I am trying to setup dynamic compilation of Cheetah templates, useful for development (so I don't have to recompile them with cheetah compile after each change). Seems like Cheetah.Template.Template is right API for that, but it simply doesn't handle parent templates.
So if I have:
-- __init__.py
-- index.tmpl:
#extends layout.A
-- layout/
-- __init__.py
-- A.tmpl:
#echo 'Hello!'
If I run Python in root directory, I'd get the next:
>>> from Cheetah.Template import Template; t = Template(file='index.tmpl')
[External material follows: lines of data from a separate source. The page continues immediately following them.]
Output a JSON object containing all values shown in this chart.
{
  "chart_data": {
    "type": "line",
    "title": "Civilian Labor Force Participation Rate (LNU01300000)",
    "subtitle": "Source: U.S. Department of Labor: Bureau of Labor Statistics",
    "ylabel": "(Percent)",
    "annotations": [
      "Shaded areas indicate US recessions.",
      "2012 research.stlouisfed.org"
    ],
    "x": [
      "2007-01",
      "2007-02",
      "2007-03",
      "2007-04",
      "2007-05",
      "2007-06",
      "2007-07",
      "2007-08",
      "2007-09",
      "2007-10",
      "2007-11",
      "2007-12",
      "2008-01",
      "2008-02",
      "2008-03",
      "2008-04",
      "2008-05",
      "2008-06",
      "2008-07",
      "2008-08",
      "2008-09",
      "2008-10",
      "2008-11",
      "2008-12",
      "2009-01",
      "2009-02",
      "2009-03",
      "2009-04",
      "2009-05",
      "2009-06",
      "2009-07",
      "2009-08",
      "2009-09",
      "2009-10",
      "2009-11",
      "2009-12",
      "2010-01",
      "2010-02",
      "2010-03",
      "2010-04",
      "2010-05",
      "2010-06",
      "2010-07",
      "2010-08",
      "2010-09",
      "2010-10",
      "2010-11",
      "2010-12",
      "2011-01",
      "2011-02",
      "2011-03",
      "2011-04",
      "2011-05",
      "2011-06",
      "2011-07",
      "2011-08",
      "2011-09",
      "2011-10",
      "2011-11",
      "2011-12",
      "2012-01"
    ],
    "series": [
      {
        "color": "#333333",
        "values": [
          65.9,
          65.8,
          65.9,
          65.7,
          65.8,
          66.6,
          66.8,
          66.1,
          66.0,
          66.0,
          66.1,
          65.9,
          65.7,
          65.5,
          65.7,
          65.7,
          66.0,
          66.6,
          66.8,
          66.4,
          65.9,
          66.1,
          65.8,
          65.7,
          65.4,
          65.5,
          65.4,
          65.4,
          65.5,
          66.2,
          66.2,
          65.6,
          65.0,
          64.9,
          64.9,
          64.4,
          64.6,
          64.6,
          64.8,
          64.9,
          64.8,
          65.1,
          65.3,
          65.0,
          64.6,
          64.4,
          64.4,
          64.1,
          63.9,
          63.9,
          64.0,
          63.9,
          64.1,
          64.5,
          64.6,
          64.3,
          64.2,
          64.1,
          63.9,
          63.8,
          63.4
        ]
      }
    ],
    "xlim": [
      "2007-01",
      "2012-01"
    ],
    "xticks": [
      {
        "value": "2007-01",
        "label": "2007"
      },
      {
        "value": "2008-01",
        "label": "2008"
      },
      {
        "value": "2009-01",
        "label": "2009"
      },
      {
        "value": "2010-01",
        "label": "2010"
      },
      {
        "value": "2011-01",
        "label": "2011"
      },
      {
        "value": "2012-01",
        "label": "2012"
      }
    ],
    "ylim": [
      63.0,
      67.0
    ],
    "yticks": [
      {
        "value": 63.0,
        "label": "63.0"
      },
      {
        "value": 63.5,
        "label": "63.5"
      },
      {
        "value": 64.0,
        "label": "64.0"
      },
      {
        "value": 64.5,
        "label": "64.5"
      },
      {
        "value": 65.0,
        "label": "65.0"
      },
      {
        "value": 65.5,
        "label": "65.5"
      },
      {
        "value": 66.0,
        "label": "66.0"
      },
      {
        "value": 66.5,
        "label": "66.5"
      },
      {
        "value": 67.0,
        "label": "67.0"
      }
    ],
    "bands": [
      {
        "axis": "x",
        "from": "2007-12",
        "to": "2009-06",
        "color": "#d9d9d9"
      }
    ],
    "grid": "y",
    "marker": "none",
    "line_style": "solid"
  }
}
Traceback (most recent call last):
File "<stdin>", line 1, in <module>
File "/usr/local/lib/python2.6/site-packages/Cheetah-2.4.3-py2.6-freebsd-7-amd64.egg/Cheetah/Template.py", line 1259, in __init__
self._compile(source, file, compilerSettings=compilerSettings)
...
ImportError: No module named A
If I compile A.tmpl with cheetah compile, error disappears, but changes in template doesn't affect result of index.tmpl compilation:
$ cat layout/A.tmpl
#echo 'Hello, world!'
$ python
>>> from Cheetah.Template import Template; t = Template(file='index.tmpl')
>>> str(t)
'Hello!'
Should I recompile all parent templates by myself (e.g. like Aquarium framework does)?
Cheetah version 2.4.
Any tips about Django1.3\Cheetah integration are also appreciated.
Some where early in your process startup, include the following two lines:
import Cheetah.ImportHooks
Cheetah.ImportHooks.install()
I believe this will give you the behavior you are looking for.